Wed 05 Oct 2016
Infrastructure Victoria Releases Draft Strategy:
Infrastructure Victoria has released its’ draft 30-year infrastructure strategy which outlines to Government the key projects, policies and reforms needed in response to our infrastructure challenges and opportunities over the short, medium and long term.
CCF Victoria CEO, John Kilgour, attended an industry briefing session where 134 draft recommendations were made, from over 280 plus options, based on the best available evidence, rigorous assessment and consultation.
In developing the strategy, the analysis revealed that recommendations were reasonably balanced with around 70% applied to the state as a whole, 20% metro-Melbourne and around 10% specific to Regional & Rural Victoria.
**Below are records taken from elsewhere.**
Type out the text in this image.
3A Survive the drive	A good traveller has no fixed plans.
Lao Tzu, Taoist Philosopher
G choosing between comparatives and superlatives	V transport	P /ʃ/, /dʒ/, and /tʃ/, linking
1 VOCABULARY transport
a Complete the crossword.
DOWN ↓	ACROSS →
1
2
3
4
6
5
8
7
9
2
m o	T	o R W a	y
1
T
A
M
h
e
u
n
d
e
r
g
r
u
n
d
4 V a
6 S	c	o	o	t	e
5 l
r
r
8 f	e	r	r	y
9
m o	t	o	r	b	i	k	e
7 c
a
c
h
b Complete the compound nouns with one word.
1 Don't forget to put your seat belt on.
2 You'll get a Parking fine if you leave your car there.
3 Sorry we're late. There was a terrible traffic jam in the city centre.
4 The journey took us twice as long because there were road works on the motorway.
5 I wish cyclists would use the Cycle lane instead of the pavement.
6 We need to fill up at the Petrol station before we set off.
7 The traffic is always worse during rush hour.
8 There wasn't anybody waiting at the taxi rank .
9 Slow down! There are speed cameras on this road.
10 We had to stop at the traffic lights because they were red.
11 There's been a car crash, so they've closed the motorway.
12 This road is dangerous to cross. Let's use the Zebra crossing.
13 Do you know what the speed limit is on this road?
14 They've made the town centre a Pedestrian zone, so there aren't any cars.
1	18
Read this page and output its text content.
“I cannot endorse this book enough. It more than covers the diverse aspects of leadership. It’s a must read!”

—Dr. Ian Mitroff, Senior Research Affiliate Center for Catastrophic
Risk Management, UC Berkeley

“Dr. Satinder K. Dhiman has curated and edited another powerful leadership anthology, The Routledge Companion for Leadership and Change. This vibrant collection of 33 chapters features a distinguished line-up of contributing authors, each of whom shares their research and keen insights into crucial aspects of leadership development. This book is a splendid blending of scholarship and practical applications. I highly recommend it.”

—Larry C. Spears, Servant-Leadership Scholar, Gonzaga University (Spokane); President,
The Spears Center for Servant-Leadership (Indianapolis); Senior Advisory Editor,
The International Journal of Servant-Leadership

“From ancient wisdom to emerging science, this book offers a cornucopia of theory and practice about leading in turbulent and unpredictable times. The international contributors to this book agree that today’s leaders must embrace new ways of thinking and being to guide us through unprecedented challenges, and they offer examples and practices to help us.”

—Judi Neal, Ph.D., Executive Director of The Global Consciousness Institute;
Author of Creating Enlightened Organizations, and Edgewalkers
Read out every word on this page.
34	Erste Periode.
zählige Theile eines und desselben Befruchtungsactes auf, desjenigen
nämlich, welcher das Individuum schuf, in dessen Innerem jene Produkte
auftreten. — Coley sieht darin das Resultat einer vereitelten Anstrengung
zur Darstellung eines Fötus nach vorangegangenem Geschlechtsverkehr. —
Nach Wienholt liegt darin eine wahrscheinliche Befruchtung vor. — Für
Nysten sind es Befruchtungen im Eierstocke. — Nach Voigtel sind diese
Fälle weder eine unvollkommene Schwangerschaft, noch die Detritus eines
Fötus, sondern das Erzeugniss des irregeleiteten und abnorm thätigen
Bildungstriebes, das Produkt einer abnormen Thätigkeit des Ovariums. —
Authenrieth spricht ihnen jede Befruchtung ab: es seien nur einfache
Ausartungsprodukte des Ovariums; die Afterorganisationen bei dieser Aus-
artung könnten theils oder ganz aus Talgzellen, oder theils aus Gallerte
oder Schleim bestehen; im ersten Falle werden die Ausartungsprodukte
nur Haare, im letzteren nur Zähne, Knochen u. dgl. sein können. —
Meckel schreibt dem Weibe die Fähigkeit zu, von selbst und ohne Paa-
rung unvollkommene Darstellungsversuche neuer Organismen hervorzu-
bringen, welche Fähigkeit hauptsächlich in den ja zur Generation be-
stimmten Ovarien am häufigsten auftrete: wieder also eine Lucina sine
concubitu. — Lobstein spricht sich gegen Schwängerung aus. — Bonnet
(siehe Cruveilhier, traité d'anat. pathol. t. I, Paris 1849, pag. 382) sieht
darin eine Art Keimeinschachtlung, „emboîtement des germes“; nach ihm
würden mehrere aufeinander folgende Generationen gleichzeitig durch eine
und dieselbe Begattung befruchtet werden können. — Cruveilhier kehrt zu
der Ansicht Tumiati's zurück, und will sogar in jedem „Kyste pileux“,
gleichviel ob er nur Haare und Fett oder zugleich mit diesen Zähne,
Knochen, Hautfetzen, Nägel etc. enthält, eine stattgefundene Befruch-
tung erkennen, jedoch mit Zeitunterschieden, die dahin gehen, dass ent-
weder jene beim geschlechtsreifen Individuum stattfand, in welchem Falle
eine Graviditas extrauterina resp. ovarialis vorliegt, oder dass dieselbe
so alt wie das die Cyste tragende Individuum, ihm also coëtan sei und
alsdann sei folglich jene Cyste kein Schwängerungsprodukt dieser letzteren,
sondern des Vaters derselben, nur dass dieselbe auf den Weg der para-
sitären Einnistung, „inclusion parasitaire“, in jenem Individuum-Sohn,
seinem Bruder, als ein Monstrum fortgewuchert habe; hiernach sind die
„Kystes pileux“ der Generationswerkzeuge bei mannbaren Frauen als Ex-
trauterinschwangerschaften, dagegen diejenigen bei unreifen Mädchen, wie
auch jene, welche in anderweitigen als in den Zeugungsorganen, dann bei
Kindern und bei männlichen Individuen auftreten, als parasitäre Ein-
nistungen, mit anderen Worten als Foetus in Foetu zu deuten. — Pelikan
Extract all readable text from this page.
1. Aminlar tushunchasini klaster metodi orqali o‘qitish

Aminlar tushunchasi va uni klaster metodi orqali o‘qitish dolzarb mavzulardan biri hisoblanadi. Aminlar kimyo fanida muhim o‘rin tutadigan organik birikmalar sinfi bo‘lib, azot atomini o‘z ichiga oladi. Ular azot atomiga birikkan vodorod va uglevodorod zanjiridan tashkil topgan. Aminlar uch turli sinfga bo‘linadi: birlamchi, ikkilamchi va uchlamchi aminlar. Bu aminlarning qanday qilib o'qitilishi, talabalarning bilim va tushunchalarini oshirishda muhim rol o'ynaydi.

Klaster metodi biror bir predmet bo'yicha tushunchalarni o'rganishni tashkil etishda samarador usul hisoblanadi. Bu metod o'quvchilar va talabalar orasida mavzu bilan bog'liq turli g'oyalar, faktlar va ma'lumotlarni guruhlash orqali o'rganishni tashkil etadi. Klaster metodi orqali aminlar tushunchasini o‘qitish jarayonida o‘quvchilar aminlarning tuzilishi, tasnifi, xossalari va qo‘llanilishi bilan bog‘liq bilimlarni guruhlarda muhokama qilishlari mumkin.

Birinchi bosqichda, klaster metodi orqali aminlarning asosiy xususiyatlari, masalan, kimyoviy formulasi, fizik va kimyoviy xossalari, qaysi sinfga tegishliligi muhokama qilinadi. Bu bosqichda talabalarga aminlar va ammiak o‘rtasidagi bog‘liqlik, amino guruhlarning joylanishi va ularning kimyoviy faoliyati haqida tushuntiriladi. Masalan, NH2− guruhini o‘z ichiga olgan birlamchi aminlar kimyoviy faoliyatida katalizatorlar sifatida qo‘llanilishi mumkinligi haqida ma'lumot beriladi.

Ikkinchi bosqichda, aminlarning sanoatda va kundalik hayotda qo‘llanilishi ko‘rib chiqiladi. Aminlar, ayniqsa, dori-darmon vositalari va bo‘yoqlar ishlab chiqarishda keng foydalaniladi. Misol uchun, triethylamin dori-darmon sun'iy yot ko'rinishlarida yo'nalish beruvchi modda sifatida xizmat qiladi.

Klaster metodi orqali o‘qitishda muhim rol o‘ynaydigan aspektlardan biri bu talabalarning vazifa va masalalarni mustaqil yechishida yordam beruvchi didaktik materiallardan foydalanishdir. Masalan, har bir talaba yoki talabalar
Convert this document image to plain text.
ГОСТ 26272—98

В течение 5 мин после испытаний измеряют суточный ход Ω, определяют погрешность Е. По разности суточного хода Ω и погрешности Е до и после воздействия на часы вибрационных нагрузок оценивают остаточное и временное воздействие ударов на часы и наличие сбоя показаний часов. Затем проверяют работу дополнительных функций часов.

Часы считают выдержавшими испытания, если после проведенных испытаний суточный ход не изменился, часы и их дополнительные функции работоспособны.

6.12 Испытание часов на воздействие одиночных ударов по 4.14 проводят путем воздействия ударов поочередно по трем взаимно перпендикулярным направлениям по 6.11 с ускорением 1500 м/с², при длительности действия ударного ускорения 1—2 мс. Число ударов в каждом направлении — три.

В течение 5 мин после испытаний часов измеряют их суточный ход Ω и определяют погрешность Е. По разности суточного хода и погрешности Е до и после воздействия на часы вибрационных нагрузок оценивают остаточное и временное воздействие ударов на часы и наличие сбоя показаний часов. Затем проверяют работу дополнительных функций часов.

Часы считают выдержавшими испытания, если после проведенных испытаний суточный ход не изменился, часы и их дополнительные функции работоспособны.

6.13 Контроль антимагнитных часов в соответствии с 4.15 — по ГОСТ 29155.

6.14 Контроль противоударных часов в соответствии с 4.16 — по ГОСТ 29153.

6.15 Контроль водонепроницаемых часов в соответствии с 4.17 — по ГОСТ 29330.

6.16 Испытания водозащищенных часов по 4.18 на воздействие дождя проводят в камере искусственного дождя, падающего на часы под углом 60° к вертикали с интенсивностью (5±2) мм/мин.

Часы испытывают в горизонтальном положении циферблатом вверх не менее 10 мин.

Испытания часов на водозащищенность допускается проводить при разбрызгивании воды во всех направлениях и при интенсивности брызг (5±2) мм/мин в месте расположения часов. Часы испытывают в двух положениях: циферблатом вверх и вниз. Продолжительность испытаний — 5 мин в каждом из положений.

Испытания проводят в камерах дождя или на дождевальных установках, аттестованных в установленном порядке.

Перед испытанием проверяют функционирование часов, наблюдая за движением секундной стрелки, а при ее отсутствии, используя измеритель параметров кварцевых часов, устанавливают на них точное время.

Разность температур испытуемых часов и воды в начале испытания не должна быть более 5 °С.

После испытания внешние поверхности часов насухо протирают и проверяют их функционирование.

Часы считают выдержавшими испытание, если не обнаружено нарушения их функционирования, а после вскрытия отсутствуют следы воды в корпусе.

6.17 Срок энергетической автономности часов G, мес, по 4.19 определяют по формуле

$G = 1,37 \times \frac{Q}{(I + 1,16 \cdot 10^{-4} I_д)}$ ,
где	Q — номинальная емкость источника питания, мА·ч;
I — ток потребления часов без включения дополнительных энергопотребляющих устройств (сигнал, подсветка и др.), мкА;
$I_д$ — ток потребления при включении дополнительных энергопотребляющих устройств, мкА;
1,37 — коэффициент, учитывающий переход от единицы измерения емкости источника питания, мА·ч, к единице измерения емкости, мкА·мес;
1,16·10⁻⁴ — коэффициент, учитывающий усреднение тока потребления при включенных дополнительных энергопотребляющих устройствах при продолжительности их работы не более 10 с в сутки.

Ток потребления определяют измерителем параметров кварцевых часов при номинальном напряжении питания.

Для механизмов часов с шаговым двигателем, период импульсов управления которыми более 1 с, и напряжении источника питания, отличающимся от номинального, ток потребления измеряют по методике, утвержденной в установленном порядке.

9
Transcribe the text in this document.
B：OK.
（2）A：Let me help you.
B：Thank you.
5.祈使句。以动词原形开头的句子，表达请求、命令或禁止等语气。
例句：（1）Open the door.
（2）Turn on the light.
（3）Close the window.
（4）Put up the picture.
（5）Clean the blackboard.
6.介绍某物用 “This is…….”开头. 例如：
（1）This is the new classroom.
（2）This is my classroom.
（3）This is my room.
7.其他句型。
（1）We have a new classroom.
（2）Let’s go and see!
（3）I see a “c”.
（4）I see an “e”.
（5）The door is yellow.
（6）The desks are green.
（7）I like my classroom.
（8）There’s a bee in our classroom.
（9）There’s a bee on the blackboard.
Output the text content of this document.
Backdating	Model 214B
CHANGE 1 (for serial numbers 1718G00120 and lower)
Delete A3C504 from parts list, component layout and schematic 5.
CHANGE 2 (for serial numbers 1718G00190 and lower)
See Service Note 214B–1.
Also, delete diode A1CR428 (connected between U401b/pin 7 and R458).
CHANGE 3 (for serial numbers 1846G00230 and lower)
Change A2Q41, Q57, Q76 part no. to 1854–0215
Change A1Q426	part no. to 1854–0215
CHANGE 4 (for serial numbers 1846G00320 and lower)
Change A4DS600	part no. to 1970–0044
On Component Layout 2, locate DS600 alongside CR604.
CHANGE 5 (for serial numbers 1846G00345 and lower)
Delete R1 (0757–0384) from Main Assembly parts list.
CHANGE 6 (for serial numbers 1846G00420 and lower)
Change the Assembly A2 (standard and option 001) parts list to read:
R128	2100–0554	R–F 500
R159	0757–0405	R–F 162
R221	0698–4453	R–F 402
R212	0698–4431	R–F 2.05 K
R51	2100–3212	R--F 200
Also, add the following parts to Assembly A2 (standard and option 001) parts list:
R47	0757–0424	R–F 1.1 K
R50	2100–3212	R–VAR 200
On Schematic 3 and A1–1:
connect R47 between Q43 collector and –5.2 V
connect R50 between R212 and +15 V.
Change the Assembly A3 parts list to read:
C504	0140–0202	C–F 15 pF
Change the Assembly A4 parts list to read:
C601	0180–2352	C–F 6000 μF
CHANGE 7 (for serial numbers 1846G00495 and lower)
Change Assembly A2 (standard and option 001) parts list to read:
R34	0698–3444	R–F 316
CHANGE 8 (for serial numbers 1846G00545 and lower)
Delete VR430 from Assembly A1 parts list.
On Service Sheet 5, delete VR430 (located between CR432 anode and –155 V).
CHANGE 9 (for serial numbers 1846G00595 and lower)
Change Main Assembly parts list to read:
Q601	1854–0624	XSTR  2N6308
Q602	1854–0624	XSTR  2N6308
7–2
Clear messages from the briefing include the importance of changing behaviours, managing demand, getting better use from existing assets (45%) and expanding or building new assets aligned to population and jobs (35%) to stimulate social and economic growth.
In determining the draft recommendations, a range of factors were considered including the timing of the need being addressed, how the recommendations worked together, and anticipated budget capacity for capital spending, particularly in the short term. In addition, industry’s capacity to deliver and the importance of a steady flow of construction projects to avoid major “peaks and troughs” was also considered.
The report itself contained a number of recommendations and solutions for Victoria’s infrastructure across a variety of areas some of which were considered short term solutions and others more long term. Some of the more relevant ones that will lead to potential tender opportunities for CCF Members included…
North East Link – MAJOR PRIORITY:
Construct the North East Link within 10-15 years. As a first step, there needs to be a detailed assessment of alternative alignments. This link would enhance access to major employment centres, particularly the Latrobe NEC and the Epping, Ringwood and Broadmeadows MACs, through improved orbital road connectivity and improve the capacity of the freight network, particularly from the southeast and Gippsland.
Melton rail electrification:
Extend the electrified rail network to Melton within 10-15 years to support the western growth corridor and improve services on the Ballarat line. This electrification is critical to meeting the significant projected patronage growth on the Melton line for access to the central city and requires the support of 10-car high-capacity metro trains to operate on this line.
Geelong/Werribee/Wyndham rail link:
Deliver new stations with rail capacity expansion on the existing Regional Rail Link corridor in western Melbourne to support these high growth areas while maintaining travel times and relieving overcrowding on the Geelong line within 5-15 years. Further work is required to determine the scope and sequence of this rail upgrade.
Outer Metropolitan Ring Road:
Construct the Outer Metropolitan Ring Road within 15-30 years. As a first step, there needs to be further consideration of staging and integrated land use planning. The resulting redistribution of traffic would enhance access to major employment centres in the west and north, including the East Werribee, Sunshine and Latrobe NECs, Melbourne Airport and the Epping and Broadmeadows MACs and improve the capacity of the freight network.
Melbourne Airport rail link:
Deliver a rail line to Melbourne Airport, preferably linking with both central Melbourne and the southeast, within 15-30 years once the additional capacity of the airport bus has been exceeded.
City Loop reconfiguration:
Reconfigure the City Loop within the early part of 15-30 years to deliver a major capacity uplift to the Craigieburn and Upfield corridors and enable electrification to Wallan. It should also minimise disruption to rail customers during construction, leveraging the capacity available shortly after completion of Melbourne Metro expected in 2026.
Clyde rail extension:
Construct an extension of the Cranbourne rail line from Cranbourne to Clyde within 15-30 years to connect this designated growth precinct with the central city, including assessment of options to use alternative modes. This will provide better access to high growth areas in the southeast of Melbourne.
Fishermans Bend tram link:
Extend the tram network to Fishermans Bend to stimulate high-density major urban redevelopment within 5-10 years. This tram extension would have a city-shaping and catalytic impact of opening up Australia’s largest urban renewal precinct and enable housing for 80,000 people and 60,000 jobs to be located adjacent to central Melbourne.
Details of the recommendations and evidence based analysis are available on Infrastructure Victoria’s website with the community and stakeholders able to provide feedback through the consultation website www.yoursay.infrastructurevictoria.com.au
Consultation is open until 31 October 2016 with the final strategy must be delivered to parliament by December 2016.